Ed writes: As you’ve read and evaluated scripts, are there common ingredients missing in a script that is good but not good enough to go anywhere? Are there characteristics you notice between a script that’s OK and one that’s oh-my-God-I-have-to-see-this-made!

This is a great question -- and it's difficult to answer. You're onto something with the idea of the "oh-my-God-I-have-to-see-this-made" script. On a practical level, your script needs to be something that will make the reader take action. A script that will make them write "Consider" or "Recommend" in coverage, forward it on to a boss or other person who has the ability to take the script to a buyer, buy the material themselves, or represent the writer. If your script doesn't make a reader do one of these things, then they didn't love it that much.

A reader friend of mine said that after ten years of reading over 10 scripts a week, he only remembers about 15 scripts. I feel similarly; sometimes I'll be asked about a script I read two days ago and I'll have to re-read my coverage because I can't remember anything about the script. Unfortunately, most scripts are forgettable. Fine. Standard. Mediocre. So that's step one: you need to write something memorable.

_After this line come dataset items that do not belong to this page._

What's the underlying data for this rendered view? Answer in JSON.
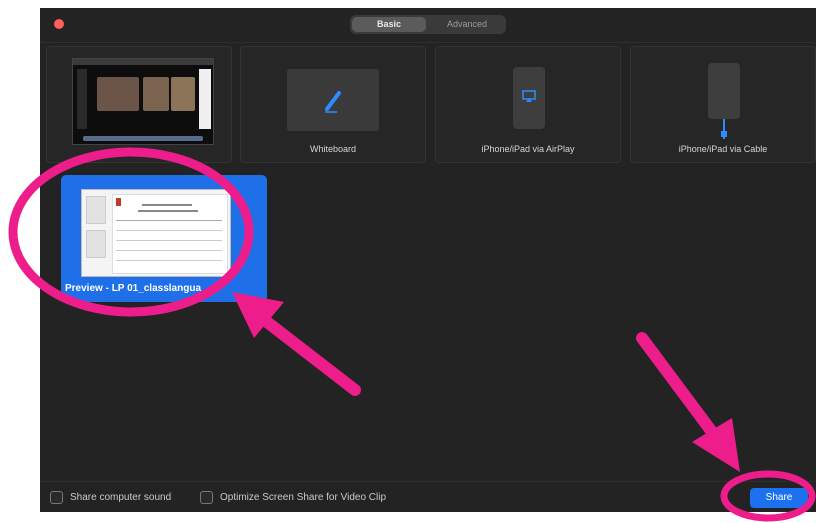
{
  "tabs": {
    "basic": "Basic",
    "advanced": "Advanced"
  },
  "sources": [
    {
      "label": ""
    },
    {
      "label": "Whiteboard"
    },
    {
      "label": "iPhone/iPad via AirPlay"
    },
    {
      "label": "iPhone/iPad via Cable"
    }
  ],
  "selected_window": {
    "label": "Preview - LP 01_classlangua"
  },
  "footer": {
    "share_sound": "Share computer sound",
    "optimize": "Optimize Screen Share for Video Clip",
    "share_button": "Share"
  },
  "colors": {
    "accent": "#1f6fe8",
    "annotation": "#ee1d8c",
    "window_bg": "#232323"
  }
}
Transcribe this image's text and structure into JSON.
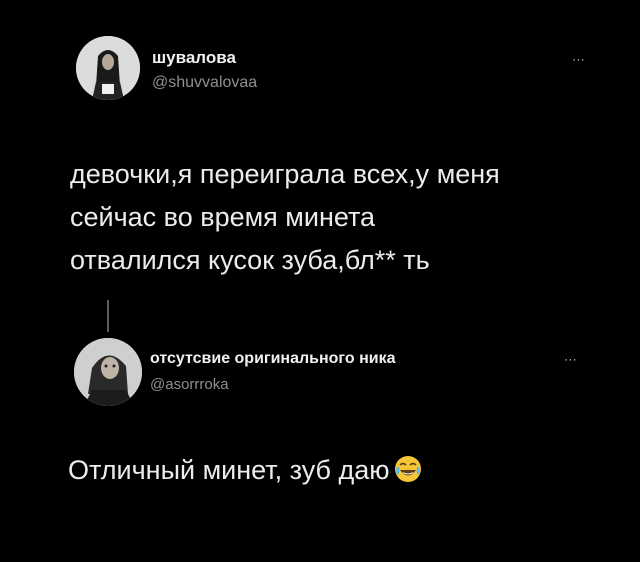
{
  "tweets": [
    {
      "display_name": "шувалова",
      "handle": "@shuvvalovaa",
      "more_icon": "⋯",
      "avatar_icon": "avatar-person-dark-hair",
      "text": "девочки,я переиграла всех,у меня\nсейчас во время минета\nотвалился кусок зуба,бл** ть"
    },
    {
      "display_name": "отсутсвие оригинального ника",
      "handle": "@asorrroka",
      "more_icon": "⋯",
      "avatar_icon": "avatar-person-long-hair",
      "text": "Отличный минет, зуб даю",
      "emoji": "face-with-tears-of-joy-icon"
    }
  ],
  "colors": {
    "background": "#000000",
    "text": "#ececec",
    "secondary": "#8f8f8f",
    "emoji_yellow": "#f5c537"
  }
}
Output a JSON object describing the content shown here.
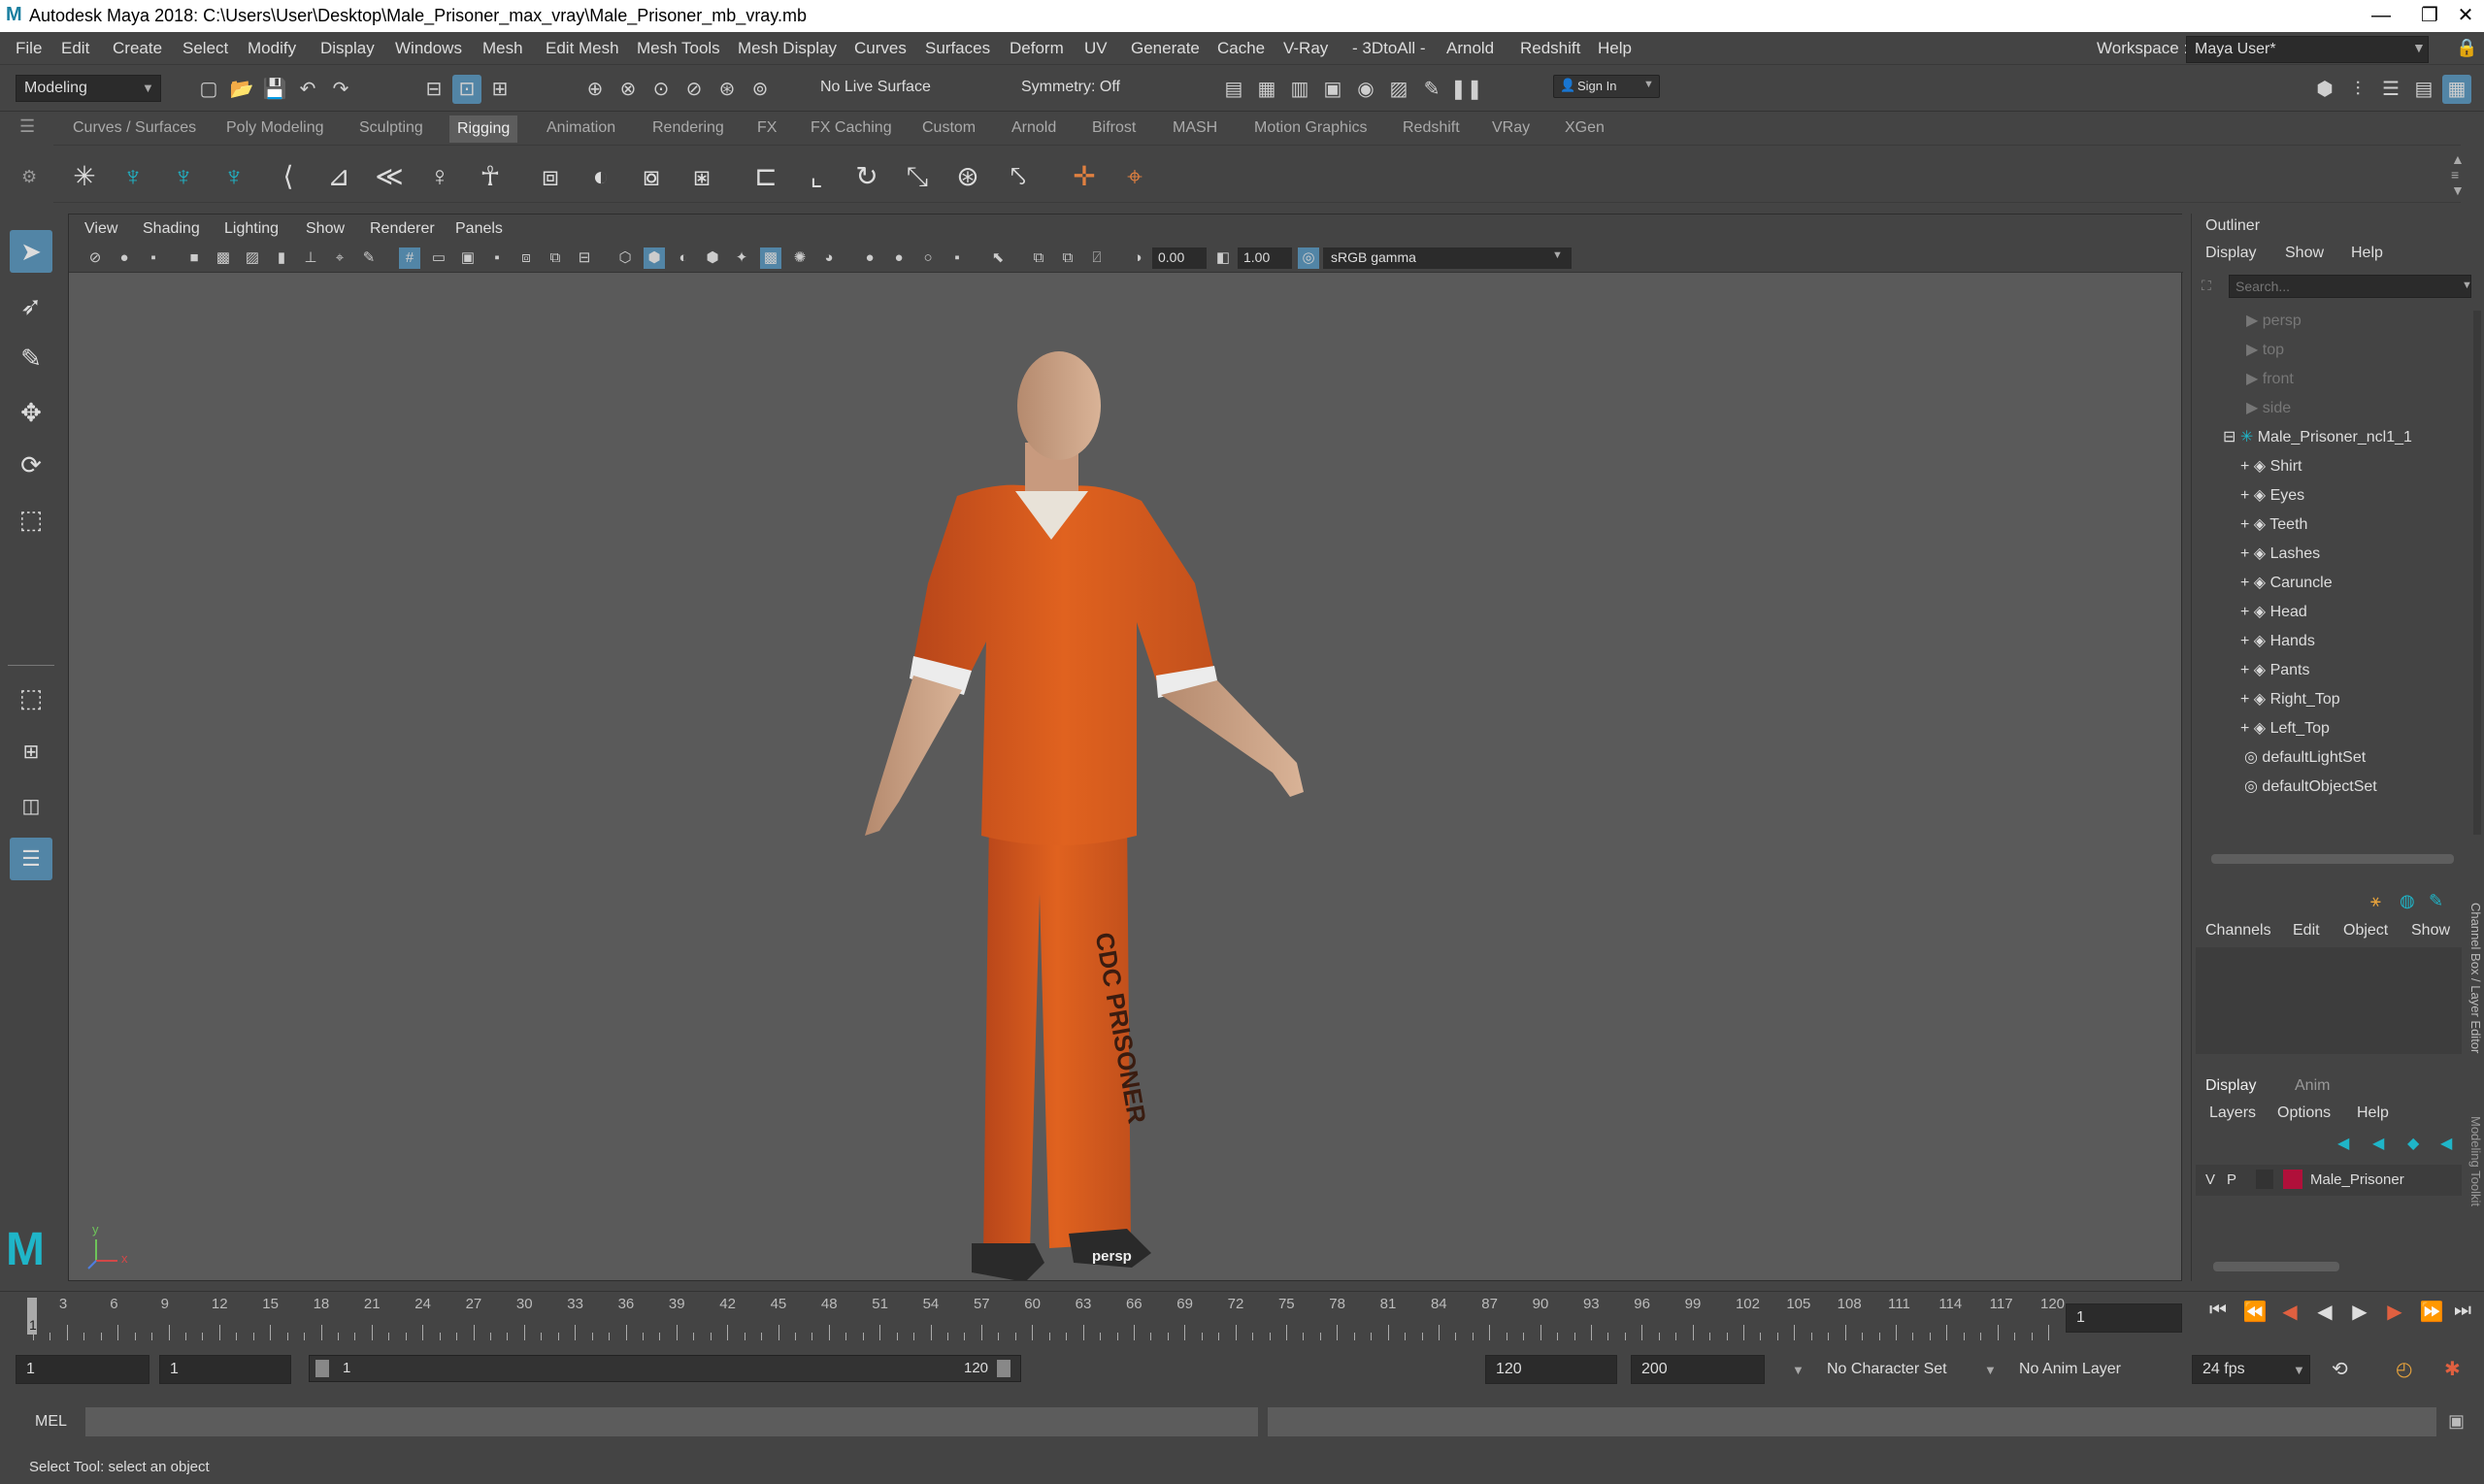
{
  "window": {
    "title": "Autodesk Maya 2018: C:\\Users\\User\\Desktop\\Male_Prisoner_max_vray\\Male_Prisoner_mb_vray.mb",
    "minimize": "—",
    "maximize": "❐",
    "close": "✕"
  },
  "menubar": [
    "File",
    "Edit",
    "Create",
    "Select",
    "Modify",
    "Display",
    "Windows",
    "Mesh",
    "Edit Mesh",
    "Mesh Tools",
    "Mesh Display",
    "Curves",
    "Surfaces",
    "Deform",
    "UV",
    "Generate",
    "Cache",
    "V-Ray",
    "- 3DtoAll -",
    "Arnold",
    "Redshift",
    "Help"
  ],
  "workspace": {
    "label": "Workspace :",
    "value": "Maya User*"
  },
  "statusline": {
    "mode": "Modeling",
    "live_surface": "No Live Surface",
    "symmetry": "Symmetry: Off",
    "sign_in": "Sign In"
  },
  "shelf_tabs": [
    "Curves / Surfaces",
    "Poly Modeling",
    "Sculpting",
    "Rigging",
    "Animation",
    "Rendering",
    "FX",
    "FX Caching",
    "Custom",
    "Arnold",
    "Bifrost",
    "MASH",
    "Motion Graphics",
    "Redshift",
    "VRay",
    "XGen"
  ],
  "active_shelf": "Rigging",
  "viewport": {
    "menus": [
      "View",
      "Shading",
      "Lighting",
      "Show",
      "Renderer",
      "Panels"
    ],
    "exposure": "0.00",
    "gamma": "1.00",
    "color_space": "sRGB gamma",
    "camera_label": "persp",
    "axis_x": "x",
    "axis_y": "y",
    "pants_text": "CDC PRISONER"
  },
  "outliner": {
    "title": "Outliner",
    "menus": [
      "Display",
      "Show",
      "Help"
    ],
    "search_placeholder": "Search...",
    "cameras": [
      "persp",
      "top",
      "front",
      "side"
    ],
    "group": "Male_Prisoner_ncl1_1",
    "children": [
      "Shirt",
      "Eyes",
      "Teeth",
      "Lashes",
      "Caruncle",
      "Head",
      "Hands",
      "Pants",
      "Right_Top",
      "Left_Top"
    ],
    "sets": [
      "defaultLightSet",
      "defaultObjectSet"
    ]
  },
  "channelbox": {
    "menus": [
      "Channels",
      "Edit",
      "Object",
      "Show"
    ],
    "side_tab": "Channel Box / Layer Editor",
    "side_tab2": "Modeling Toolkit",
    "layer_tabs": [
      "Display",
      "Anim"
    ],
    "layer_menus": [
      "Layers",
      "Options",
      "Help"
    ],
    "layer": {
      "v": "V",
      "p": "P",
      "name": "Male_Prisoner",
      "color": "#b0103a"
    }
  },
  "timeline": {
    "ticks": [
      "3",
      "6",
      "9",
      "12",
      "15",
      "18",
      "21",
      "24",
      "27",
      "30",
      "33",
      "36",
      "39",
      "42",
      "45",
      "48",
      "51",
      "54",
      "57",
      "60",
      "63",
      "66",
      "69",
      "72",
      "75",
      "78",
      "81",
      "84",
      "87",
      "90",
      "93",
      "96",
      "99",
      "102",
      "105",
      "108",
      "111",
      "114",
      "117",
      "120"
    ],
    "current_marker": "1",
    "current_frame": "1"
  },
  "range": {
    "start": "1",
    "playback_start": "1",
    "slider_start": "1",
    "slider_end": "120",
    "playback_end": "120",
    "end": "200",
    "character_set": "No Character Set",
    "anim_layer": "No Anim Layer",
    "fps": "24 fps"
  },
  "cmdline": {
    "label": "MEL"
  },
  "helpline": {
    "text": "Select Tool: select an object"
  },
  "colors": {
    "accent": "#5285a6",
    "shirt": "#d8561f",
    "maya_logo": "#1fb5c8"
  }
}
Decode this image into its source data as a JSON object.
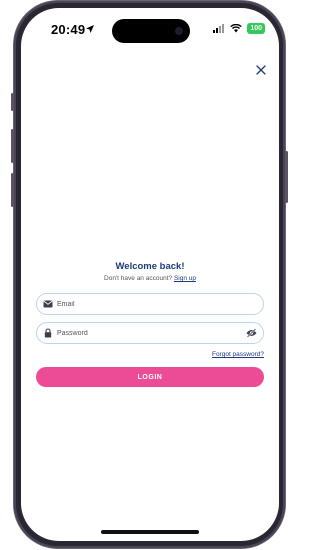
{
  "status_bar": {
    "time": "20:49",
    "battery": "100"
  },
  "login": {
    "title": "Welcome back!",
    "no_account_text": "Don't have an account?",
    "signup_link": "Sign up",
    "email": {
      "placeholder": "Email",
      "value": ""
    },
    "password": {
      "placeholder": "Password",
      "value": ""
    },
    "forgot_password": "Forgot password?",
    "login_button": "LOGIN"
  },
  "colors": {
    "primary_text": "#1d3a7a",
    "button": "#ec4b95",
    "field_border": "#b9d7e8",
    "battery": "#34c759"
  },
  "icons": [
    "location-arrow-icon",
    "signal-icon",
    "wifi-icon",
    "battery-icon",
    "close-icon",
    "email-icon",
    "lock-icon",
    "eye-slash-icon"
  ]
}
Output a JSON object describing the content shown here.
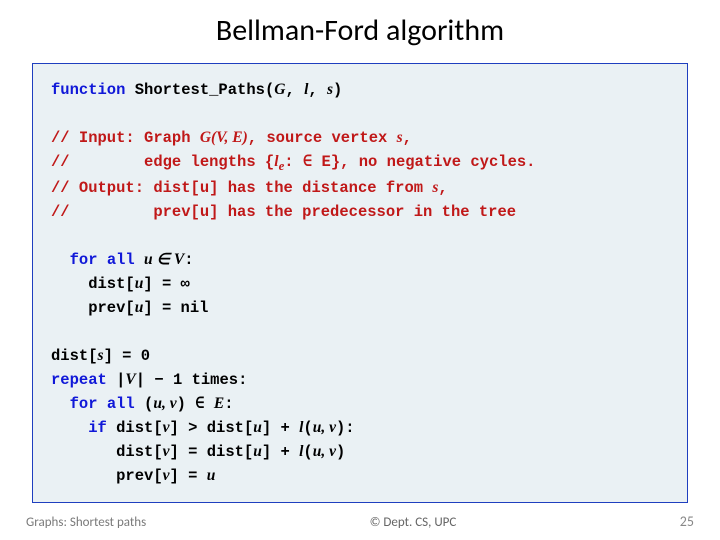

I know that might sound intangible and unhelpful, but that's because impressive scripts are memorable for all different reasons. A script might have a really unique main character or point of view, laugh-out-loud dialogue or a high-concept, unusual premise. But the common theme in all of these things is originality. Most of the scripts I read feel a lot like all the other scripts I read (or movies I see). Most scripts have nothing new, fresh or different about them. They present characters who are just like every other character, dealing with the same things you've seen a thousand times before. They go through all the plot points you expect, with no real surprises or turns. Nothing that makes you think, "I've never thought of that" or "I've never seen that before." One of the challenges of screenwriting is working within convention and structure without resorting to the cliche, formulaic and expected.

Another difference between OK and great scripts is polish. Great scripts feature action and description that create mood and atmosphere along with dialogue that sticks in your head. Don't miss any opportunity to show off how well you can write. When people read your script, they should feel like they're experiencing a great movie -- but you don't have the advantage of the actual visuals or performances, so your words on the page need to convey everything: emotion, atmosphere, intensity. Is reading your script an experience?

Keep reading professional scripts and you'll see the difference. Also, if you're working to make your current script better, the problem might be in the concept itself. You can polish characters, dialogue, etc., but if people don't find the premise memorable or original, it may be time to move onto another idea.